Segher Boessenkool <seg...@kernel.crashing.org> writes:
> Hi,
>
> [ Please don't use application/octet-stream attachments.  Thanks! ]
>
> On Wed, Oct 16, 2019 at 04:24:29PM +0000, Yuliang Wang wrote:
>> +;; Unpredicated bitwise select.
>> +(define_insn "*aarch64_sve2_bsl<mode>"
>> +  [(set (match_operand:SVE_I 0 "register_operand" "=w, ?&w")
>> +    (xor:SVE_I
>> +      (and:SVE_I
>> +        (xor:SVE_I
>> +          (match_operand:SVE_I 1 "register_operand" "<bsl_1st>, w")
>> +          (match_operand:SVE_I 2 "register_operand" "<bsl_2nd>, w"))
>> +        (match_operand:SVE_I 3 "register_operand" "w, w"))
>> +      (match_dup BSL_3RD)))]
>
> This isn't canonical RTL.  Does combine not simplify this?
>
> Or, rather, it should not be what we canonicalise to: nothing is defined
> here.

But when nothing is defined, let's match what we get :-)

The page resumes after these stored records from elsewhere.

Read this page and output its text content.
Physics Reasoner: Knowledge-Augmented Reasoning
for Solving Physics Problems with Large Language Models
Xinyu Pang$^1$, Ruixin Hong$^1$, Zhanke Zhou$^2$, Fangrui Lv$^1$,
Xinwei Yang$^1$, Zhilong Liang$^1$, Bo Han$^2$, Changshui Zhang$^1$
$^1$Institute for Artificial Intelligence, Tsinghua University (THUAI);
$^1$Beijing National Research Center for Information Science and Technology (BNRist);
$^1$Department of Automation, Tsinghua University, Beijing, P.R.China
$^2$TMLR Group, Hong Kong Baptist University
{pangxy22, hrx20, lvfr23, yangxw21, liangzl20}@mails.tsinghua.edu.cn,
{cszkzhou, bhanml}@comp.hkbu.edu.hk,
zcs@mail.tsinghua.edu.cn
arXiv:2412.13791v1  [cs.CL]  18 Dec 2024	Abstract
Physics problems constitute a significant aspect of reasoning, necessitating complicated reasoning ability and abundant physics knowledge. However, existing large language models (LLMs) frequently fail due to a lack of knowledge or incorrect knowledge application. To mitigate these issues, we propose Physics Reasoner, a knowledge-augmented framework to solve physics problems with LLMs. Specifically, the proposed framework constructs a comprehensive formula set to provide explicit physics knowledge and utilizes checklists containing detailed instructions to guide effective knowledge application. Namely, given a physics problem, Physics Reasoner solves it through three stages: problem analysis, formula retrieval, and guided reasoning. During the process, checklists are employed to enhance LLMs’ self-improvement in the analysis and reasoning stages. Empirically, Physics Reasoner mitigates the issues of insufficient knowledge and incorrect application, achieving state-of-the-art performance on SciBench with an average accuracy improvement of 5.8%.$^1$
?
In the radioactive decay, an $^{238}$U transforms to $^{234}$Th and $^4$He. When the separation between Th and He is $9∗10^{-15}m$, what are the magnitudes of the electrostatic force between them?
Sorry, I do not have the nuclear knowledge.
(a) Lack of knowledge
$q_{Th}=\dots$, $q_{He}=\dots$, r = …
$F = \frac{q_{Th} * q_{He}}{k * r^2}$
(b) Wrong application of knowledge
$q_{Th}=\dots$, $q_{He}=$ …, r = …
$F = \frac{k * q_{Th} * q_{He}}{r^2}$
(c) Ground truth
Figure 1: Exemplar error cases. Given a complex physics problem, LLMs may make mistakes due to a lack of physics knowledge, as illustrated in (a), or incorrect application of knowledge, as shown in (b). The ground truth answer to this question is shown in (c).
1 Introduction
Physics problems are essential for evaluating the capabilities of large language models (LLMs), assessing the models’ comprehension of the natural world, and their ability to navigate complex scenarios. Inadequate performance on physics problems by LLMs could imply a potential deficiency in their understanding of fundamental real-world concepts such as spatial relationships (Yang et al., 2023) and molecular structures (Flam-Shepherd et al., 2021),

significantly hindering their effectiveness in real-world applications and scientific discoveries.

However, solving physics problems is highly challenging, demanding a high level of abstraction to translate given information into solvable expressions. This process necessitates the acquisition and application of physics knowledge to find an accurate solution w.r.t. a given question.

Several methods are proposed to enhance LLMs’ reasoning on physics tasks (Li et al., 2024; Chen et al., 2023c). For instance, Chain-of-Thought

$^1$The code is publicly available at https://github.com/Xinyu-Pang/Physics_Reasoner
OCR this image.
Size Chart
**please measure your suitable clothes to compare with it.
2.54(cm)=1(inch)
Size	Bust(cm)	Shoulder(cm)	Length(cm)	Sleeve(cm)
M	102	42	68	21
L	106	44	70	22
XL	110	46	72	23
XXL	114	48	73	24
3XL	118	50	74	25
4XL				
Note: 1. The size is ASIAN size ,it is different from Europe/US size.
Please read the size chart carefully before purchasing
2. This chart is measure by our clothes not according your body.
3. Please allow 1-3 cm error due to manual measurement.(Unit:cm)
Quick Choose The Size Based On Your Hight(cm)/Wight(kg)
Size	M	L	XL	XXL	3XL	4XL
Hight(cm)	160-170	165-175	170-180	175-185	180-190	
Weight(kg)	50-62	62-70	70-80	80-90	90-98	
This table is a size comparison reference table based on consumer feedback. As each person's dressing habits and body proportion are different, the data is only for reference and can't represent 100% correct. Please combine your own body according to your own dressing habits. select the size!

If someone wants to add a new canonical form then the ports should of
course adapt, but until then I think the patch is doing the right thing.

> We normally get something like
>
> Trying 7, 8 -> 9:
>     7: r127:SI=r130:DI#4^r125:DI#4
>       REG_DEAD r130:DI
>     8: r128:SI=r127:SI&0x20000000
>       REG_DEAD r127:SI
>     9: r126:SI=r128:SI^r125:DI#4
>       REG_DEAD r128:SI
>       REG_DEAD r125:DI
> Successfully matched this instruction:
> (set (reg:SI 126)
>     (ior:SI (and:SI (subreg:SI (reg:DI 130) 4)
>             (const_int 536870912 [0x20000000]))
>         (and:SI (subreg:SI (reg/v:DI 125 [ yD.2902+-4 ]) 4)
>             (const_int -536870913 [0xffffffffdfffffff]))))
>
> If the mask is not a constant, we really shouldn't generate a totally
> different form.  The xor-and-xor form is very hard to handle, too.
>
> Expand currently generates this, because gimple thinks this is simpler.
> I think this should be fixed.

But the constant form is effectively folding away the NOT.
Without it the equivalent rtl uses 4 operations rather than 3:

  (ior (and A C) (and B (not C)))

And folding 4 operations gets us into 4-insn combinations, which are
obviously more limited (for good reason).

As you say, it's no accident that we get this form, it's something
that match.pd specifically chose.  And I think there should be a
strong justification for having an RTL canonical form that reverses
a gimple decision.  RTL isn't as powerful as gimple and so isn't going
to be able to undo the gimple transforms in all cases.